Publisher: Poisoned Pen Press

Publication Date: February 3, 2026

Rating: 4 out of 5 stars

I was pretty sure I'd cracked this one early on. There's something particularly humbling about confidently pointing at a suspect in your mind, only to have the author pull the rug out completely. LJ Ross got me good with this moody Irish thriller, and I loved being wrong.

Dr. Alexander Gregory is running from his past—a profiling case gone sideways that left him holding the bag. Now he's keeping his head down at a mental security hospital, building walls between himself and the rest of humanity. But when a small town murder drags him back into investigation mode, those walls start crumbling. What really got under my skin was watching Gregory battle his own demons through increasingly vivid nightmares, all while wrestling with this crushing sense that he's a fraud. The book doesn't just tell us he feels like an imposter—it lets us feel it with him.

The pacing starts off deliberately, perhaps a bit dry, but this measured approach serves the story well, allowing readers to sink into the Irish setting and get inside Gregory's analytical mind.
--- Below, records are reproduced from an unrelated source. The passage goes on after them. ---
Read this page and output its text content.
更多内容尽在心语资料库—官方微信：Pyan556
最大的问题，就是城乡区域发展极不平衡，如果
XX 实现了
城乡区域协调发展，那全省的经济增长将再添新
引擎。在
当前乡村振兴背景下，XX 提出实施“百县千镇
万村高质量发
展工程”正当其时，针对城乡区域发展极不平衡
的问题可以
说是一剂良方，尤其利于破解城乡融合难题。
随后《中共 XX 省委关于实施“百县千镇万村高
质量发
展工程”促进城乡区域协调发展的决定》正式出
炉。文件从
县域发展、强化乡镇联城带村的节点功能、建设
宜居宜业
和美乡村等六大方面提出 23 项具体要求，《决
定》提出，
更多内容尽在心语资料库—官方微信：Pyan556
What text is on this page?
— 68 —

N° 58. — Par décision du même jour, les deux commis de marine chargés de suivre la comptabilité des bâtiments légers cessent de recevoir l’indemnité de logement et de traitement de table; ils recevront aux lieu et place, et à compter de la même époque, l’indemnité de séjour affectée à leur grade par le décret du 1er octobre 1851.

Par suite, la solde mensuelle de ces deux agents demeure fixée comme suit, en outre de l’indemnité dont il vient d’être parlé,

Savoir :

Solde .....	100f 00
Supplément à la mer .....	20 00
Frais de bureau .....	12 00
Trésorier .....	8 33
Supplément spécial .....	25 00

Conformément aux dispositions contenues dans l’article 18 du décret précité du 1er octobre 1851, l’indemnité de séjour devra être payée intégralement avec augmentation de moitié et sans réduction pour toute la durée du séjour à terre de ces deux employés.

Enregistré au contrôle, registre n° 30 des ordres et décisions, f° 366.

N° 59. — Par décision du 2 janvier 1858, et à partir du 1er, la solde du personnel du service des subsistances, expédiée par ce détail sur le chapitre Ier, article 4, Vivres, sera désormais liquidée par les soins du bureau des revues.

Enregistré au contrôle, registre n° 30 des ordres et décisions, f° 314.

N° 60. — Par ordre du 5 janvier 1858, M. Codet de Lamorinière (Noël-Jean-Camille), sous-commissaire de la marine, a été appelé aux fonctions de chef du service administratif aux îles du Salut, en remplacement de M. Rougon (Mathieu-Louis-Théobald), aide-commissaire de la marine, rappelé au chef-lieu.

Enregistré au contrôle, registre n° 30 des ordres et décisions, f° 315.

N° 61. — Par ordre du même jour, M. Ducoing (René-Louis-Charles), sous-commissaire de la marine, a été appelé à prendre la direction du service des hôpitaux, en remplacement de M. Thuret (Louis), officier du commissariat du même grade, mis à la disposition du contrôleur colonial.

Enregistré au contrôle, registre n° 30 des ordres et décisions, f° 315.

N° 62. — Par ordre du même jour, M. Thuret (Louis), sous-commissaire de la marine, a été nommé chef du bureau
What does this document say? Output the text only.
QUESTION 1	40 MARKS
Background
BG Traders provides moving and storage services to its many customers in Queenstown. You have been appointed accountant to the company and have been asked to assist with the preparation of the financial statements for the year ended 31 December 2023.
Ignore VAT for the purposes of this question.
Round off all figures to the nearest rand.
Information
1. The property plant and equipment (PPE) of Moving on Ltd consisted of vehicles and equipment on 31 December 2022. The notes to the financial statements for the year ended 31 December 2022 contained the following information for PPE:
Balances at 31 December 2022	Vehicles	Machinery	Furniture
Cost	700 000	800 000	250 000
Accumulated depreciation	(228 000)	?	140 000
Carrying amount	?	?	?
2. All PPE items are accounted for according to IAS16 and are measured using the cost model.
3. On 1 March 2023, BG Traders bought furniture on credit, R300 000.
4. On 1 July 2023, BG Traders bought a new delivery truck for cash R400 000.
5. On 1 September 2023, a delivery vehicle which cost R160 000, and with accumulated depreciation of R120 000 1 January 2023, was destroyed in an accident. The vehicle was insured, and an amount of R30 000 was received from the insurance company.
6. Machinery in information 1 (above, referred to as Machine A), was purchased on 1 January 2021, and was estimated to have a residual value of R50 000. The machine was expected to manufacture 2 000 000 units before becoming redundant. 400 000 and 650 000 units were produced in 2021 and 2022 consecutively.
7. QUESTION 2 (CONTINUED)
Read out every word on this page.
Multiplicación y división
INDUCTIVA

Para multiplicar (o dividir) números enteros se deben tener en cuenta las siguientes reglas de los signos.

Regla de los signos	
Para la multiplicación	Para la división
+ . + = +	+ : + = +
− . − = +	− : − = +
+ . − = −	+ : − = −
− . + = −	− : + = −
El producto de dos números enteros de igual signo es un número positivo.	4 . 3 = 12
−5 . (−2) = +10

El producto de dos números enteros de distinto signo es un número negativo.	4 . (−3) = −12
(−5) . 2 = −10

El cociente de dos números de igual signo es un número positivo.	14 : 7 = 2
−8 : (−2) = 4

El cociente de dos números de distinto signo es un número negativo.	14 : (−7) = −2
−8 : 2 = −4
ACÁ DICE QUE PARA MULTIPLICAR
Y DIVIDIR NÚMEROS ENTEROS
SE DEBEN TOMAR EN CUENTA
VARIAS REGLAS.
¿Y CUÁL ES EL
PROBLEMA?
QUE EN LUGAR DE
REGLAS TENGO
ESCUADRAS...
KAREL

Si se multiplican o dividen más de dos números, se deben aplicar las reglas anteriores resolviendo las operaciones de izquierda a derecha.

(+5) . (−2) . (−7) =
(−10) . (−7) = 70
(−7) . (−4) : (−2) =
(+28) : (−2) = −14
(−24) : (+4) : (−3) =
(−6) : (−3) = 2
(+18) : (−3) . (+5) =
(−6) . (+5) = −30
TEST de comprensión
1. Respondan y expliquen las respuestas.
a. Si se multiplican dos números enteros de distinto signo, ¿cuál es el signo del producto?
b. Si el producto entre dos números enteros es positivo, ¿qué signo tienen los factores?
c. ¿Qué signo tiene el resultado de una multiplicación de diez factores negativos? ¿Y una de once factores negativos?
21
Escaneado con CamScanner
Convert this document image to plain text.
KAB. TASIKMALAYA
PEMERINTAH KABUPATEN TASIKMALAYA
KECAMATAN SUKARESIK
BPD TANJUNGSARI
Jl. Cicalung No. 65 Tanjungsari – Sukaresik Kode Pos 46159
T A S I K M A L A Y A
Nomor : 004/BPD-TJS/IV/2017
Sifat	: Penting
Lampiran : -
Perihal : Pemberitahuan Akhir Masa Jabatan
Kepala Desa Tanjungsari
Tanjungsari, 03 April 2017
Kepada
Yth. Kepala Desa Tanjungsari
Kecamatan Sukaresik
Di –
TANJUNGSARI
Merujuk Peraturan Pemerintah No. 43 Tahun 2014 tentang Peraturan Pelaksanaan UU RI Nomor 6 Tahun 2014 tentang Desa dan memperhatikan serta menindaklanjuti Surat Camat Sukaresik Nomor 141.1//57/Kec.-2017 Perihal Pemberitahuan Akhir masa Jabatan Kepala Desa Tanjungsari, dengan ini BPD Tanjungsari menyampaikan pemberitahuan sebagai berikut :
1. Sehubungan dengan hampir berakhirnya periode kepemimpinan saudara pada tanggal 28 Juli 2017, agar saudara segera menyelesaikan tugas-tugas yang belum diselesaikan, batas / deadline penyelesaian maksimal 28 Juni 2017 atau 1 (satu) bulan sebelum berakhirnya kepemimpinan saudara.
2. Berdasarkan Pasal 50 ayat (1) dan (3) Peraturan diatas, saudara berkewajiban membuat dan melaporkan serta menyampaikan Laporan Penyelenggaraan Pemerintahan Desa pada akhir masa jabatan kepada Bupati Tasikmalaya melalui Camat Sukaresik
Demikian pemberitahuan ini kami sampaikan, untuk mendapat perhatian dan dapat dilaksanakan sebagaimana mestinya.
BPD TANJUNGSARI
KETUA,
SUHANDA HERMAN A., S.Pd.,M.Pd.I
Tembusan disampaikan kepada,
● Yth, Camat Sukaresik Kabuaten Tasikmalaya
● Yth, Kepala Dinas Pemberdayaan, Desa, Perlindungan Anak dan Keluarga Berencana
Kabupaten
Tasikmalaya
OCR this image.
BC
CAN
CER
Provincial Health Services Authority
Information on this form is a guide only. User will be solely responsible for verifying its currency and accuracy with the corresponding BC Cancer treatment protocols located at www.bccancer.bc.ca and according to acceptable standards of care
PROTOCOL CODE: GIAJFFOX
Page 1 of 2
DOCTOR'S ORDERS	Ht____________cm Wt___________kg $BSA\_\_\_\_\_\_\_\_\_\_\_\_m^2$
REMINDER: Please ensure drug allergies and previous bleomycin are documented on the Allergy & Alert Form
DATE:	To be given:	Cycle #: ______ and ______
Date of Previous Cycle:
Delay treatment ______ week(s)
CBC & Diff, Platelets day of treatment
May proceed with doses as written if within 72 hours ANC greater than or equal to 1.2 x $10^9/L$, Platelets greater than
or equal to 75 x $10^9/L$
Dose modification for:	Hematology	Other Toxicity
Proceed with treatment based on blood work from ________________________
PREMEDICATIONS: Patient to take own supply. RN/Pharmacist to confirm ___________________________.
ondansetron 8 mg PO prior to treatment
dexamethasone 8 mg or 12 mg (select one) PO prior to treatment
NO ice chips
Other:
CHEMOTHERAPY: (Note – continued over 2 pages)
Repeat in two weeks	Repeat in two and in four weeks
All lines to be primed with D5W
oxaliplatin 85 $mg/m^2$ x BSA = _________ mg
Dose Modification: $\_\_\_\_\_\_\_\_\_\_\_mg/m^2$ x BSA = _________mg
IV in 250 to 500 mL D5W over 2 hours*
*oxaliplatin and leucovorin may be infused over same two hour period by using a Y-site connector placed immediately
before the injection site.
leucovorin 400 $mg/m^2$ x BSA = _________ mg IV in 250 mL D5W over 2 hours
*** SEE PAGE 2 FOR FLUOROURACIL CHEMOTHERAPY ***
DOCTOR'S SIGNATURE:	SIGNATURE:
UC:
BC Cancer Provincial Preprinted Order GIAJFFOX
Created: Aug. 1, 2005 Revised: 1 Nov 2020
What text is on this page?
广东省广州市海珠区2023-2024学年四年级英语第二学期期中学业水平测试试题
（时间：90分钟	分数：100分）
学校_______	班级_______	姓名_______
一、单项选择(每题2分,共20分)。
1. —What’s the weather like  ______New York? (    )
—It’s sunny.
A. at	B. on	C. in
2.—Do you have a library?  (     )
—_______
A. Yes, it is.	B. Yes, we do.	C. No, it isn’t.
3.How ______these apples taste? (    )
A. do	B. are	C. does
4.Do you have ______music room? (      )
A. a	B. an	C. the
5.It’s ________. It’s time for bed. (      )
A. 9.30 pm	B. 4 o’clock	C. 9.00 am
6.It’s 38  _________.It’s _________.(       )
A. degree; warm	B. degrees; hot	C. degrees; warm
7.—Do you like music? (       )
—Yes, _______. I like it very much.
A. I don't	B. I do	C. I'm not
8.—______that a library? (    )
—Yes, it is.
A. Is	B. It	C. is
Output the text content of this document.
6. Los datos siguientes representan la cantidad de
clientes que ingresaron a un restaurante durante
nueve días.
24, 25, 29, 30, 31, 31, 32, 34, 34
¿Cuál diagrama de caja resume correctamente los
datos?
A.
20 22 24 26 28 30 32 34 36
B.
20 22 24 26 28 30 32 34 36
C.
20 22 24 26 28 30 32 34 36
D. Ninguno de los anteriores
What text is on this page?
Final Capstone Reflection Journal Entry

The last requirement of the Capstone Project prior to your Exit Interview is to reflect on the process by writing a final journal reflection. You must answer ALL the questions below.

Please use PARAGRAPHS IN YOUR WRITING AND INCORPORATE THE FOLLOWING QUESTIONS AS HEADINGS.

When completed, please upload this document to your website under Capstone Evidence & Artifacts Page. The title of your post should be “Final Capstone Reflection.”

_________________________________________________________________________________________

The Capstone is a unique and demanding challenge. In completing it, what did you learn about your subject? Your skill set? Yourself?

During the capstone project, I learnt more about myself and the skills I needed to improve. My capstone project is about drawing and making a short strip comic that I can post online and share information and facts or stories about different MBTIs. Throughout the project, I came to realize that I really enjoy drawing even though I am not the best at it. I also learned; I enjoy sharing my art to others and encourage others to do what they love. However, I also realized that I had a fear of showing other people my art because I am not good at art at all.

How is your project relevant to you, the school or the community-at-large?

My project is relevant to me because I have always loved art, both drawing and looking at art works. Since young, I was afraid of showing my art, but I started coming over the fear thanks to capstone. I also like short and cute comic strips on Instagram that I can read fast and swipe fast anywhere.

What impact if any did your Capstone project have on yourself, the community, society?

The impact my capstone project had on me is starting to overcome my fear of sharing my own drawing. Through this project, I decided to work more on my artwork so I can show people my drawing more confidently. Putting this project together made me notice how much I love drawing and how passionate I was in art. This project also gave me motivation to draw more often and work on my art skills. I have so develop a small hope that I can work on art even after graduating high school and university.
Ross expertly builds tension, and the momentum picks up considerably as the investigation deepens. The revelation of not one but two imposters in the story adds layers of complexity. 

This is psychological suspense that trusts its readers to think while keeping us entertained. Sometimes the best mysteries are the ones that make you feel a little foolish for not seeing what was right there all along. Ross has created a character with tremendous potential for future installments, and I'm already eager to see where Gregory's journey takes him next. 

A big thank you to Poisoned Pen Press and NetGalley for providing an advanced reader copy in exchange for an honest review.